Organizational leadership itself has emerged as a high-priority discipline in the past few decades exactly because research has revealed that it’s those soft skills that make the biggest difference in effective leadership. Meta-analysis of leadership studies conducted over the past decades has shown that raw intelligence, the kind of cognitive stuff that AI excels at, is far less important in leadership than interpersonal skills and relationship building.
So, while AI may well take over significant parts of leadership roles as an impartial, all-seeing decision-making machine, it’s nowhere close to filling the shoes of an organizational leader.
Using Education as the Big Ticket to Develop Leadership Skills for an AI-Infused World
Still, you will have to shift your own skills to increasingly emphasize the gaps left by AI. And there’s no better way to do that than through an organizational leadership degree program.
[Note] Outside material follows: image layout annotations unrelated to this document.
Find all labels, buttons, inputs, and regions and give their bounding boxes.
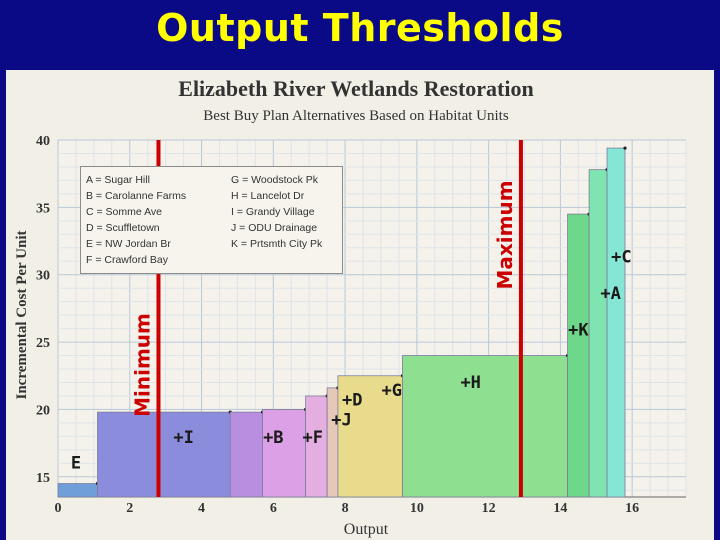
step-bar <box>229 411 263 498</box>
legend-item: F = Crawford Bay <box>86 254 168 266</box>
legend-item: B = Carolanne Farms <box>86 190 187 202</box>
chart-title: Elizabeth River Wetlands Restoration <box>178 76 533 101</box>
x-tick-label: 4 <box>198 501 205 516</box>
y-tick-label: 30 <box>36 269 50 284</box>
legend-column-2: G = Woodstock Pk H = Lancelot Dr I = Gra… <box>231 172 322 252</box>
step-bar <box>588 169 608 498</box>
legend-item: K = Prtsmth City Pk <box>231 238 323 250</box>
x-tick-label: 8 <box>342 501 349 516</box>
bars <box>57 146 627 498</box>
step-bar <box>57 483 98 498</box>
step-label: +I <box>173 428 193 448</box>
ticks: 0 2 4 6 8 10 12 14 16 15 20 25 30 35 40 <box>36 134 639 516</box>
step-bar <box>326 387 339 498</box>
legend-item: J = ODU Drainage <box>231 222 318 234</box>
y-tick-label: 25 <box>36 336 50 351</box>
step-label: +A <box>600 284 620 304</box>
legend-item: E = NW Jordan Br <box>86 238 171 250</box>
step-bar <box>402 355 568 498</box>
y-tick-label: 20 <box>36 403 50 418</box>
step-label: +J <box>331 411 351 431</box>
x-tick-label: 14 <box>553 501 567 516</box>
thresholds: Minimum Maximum <box>130 140 523 497</box>
step-point <box>623 146 627 150</box>
y-tick-label: 35 <box>36 201 50 216</box>
x-tick-label: 2 <box>126 501 133 516</box>
step-label: E <box>71 454 81 474</box>
step-bar <box>337 375 403 498</box>
threshold-label: Minimum <box>130 313 154 417</box>
x-tick-label: 16 <box>625 501 639 516</box>
chart-subtitle: Best Buy Plan Alternatives Based on Habi… <box>203 108 509 124</box>
step-labels: E +I +B +F +J+D +G +H +K +A +C <box>71 248 632 474</box>
threshold-label: Maximum <box>493 180 517 289</box>
legend-item: A = Sugar Hill <box>86 174 150 186</box>
step-label: +D <box>342 390 362 410</box>
y-axis-label: Incremental Cost Per Unit <box>14 230 30 399</box>
legend: A = Sugar Hill B = Carolanne Farms C = S… <box>80 166 343 274</box>
legend-item: D = Scuffletown <box>86 222 160 234</box>
x-tick-label: 10 <box>410 501 424 516</box>
step-label: +K <box>568 320 589 340</box>
x-tick-label: 12 <box>482 501 496 516</box>
step-label: +C <box>611 248 631 268</box>
step-chart: 0 2 4 6 8 10 12 14 16 15 20 25 30 35 40 E +I +B +F +J+D +G +… <box>14 76 687 538</box>
legend-item: G = Woodstock Pk <box>231 174 319 186</box>
y-tick-label: 40 <box>36 134 50 149</box>
step-bar <box>262 409 307 498</box>
step-label: +G <box>381 381 401 401</box>
step-bar <box>606 147 626 498</box>
x-tick-label: 6 <box>270 501 277 516</box>
slide-title: Output Thresholds <box>156 6 564 50</box>
step-label: +F <box>303 428 323 448</box>
step-label: +B <box>263 428 283 448</box>
x-axis-label: Output <box>344 521 389 538</box>
y-tick-label: 15 <box>36 471 50 486</box>
step-bar <box>567 213 590 498</box>
step-bar <box>97 411 231 498</box>
legend-column-1: A = Sugar Hill B = Carolanne Farms C = S… <box>86 172 186 268</box>
chart-panel: 0 2 4 6 8 10 12 14 16 15 20 25 30 35 40 E +I +B +F +J +D +G +… <box>6 70 714 540</box>
legend-item: H = Lancelot Dr <box>231 190 305 202</box>
x-tick-label: 0 <box>55 501 62 516</box>
legend-item: I = Grandy Village <box>231 206 315 218</box>
legend-item: C = Somme Ave <box>86 206 162 218</box>
step-label: +H <box>460 373 480 393</box>
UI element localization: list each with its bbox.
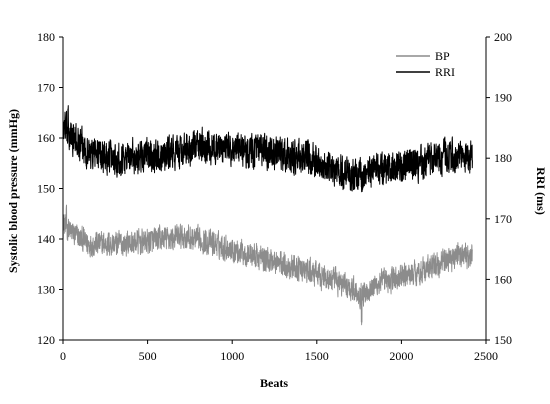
- x-axis-title: Beats: [260, 376, 288, 390]
- x-tick-label: 500: [139, 349, 157, 363]
- series-layer: [62, 105, 473, 326]
- x-tick-label: 1000: [220, 349, 244, 363]
- left-y-tick-label: 140: [37, 232, 55, 246]
- right-y-tick-label: 160: [494, 272, 512, 286]
- x-tick-label: 1500: [305, 349, 329, 363]
- right-y-tick-label: 170: [494, 212, 512, 226]
- ticks-layer: 0 500 1000 1500 2000 2500 120 130 140 150 160 170 18…: [37, 30, 512, 363]
- legend: BP RRI: [396, 49, 455, 79]
- left-y-axis-title: Systolic blood pressure (mmHg): [6, 109, 20, 273]
- series-line-bp: [62, 204, 473, 326]
- left-y-tick-label: 130: [37, 283, 55, 297]
- right-y-axis-title: RRI (ms): [534, 167, 548, 215]
- right-y-tick-label: 190: [494, 91, 512, 105]
- series-line-rri: [62, 105, 473, 193]
- left-y-tick-label: 150: [37, 182, 55, 196]
- legend-label-rri: RRI: [435, 65, 455, 79]
- right-y-tick-label: 180: [494, 151, 512, 165]
- left-y-tick-label: 170: [37, 81, 55, 95]
- x-tick-label: 0: [60, 349, 66, 363]
- legend-label-bp: BP: [435, 49, 450, 63]
- left-y-tick-label: 160: [37, 131, 55, 145]
- x-tick-label: 2500: [474, 349, 498, 363]
- right-y-tick-label: 200: [494, 30, 512, 44]
- left-y-tick-label: 180: [37, 30, 55, 44]
- right-y-tick-label: 150: [494, 333, 512, 347]
- x-tick-label: 2000: [389, 349, 413, 363]
- left-y-tick-label: 120: [37, 333, 55, 347]
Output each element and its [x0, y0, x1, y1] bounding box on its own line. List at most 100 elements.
Although the basic nature of OL ensures you will graduate with a good set of tools for handling any challenge, including AI, there are a few specific areas that managers of the future will want to work on as they pursue a degree:
Breadth of Knowledge
Some ML algorithms are very good at drawing in data from disparate sources and coming up with innovative conclusions. But in general, AI today is effectively a one-note instrument, incapable of playing tunes outside its area of expertise. Good organizational leaders will focus less on depth of knowledge in their industry and cultivate a broad range of knowledge to complement AI competencies.
High conceptual level of AI operation and limitations
A major limitation in AI use today stems from misconceptions of how it operates. Leaders will have to be the people in any institution with the ability to draw lines around what advantages AI offers and what stumbling blocks it introduces.
We’ve seen how quickly AI can train itself to perform new tasks. Since that capability will only accelerate, leaders will have to become more adaptable than ever to both take advantage of AI abilities and protect their organization against new AI threats.
Finally, doubling or tripling down on the human factor is the only sensible response to introducing AI to the workforce. What they are missing in empathy, care, and attention, leaders must make up for.
While these points are likely to become increasingly emphasized in all kinds of organizational leadership programs in the coming years, there are a few areas that are likely to dive into them already. An organizational leadership degree with a focus in virtual organization leadership skills is one.
But almost any degree in the field of organizational leadership will put you ahead of most executives today. And when the real robots come around, you’ll be ready to manage them, too.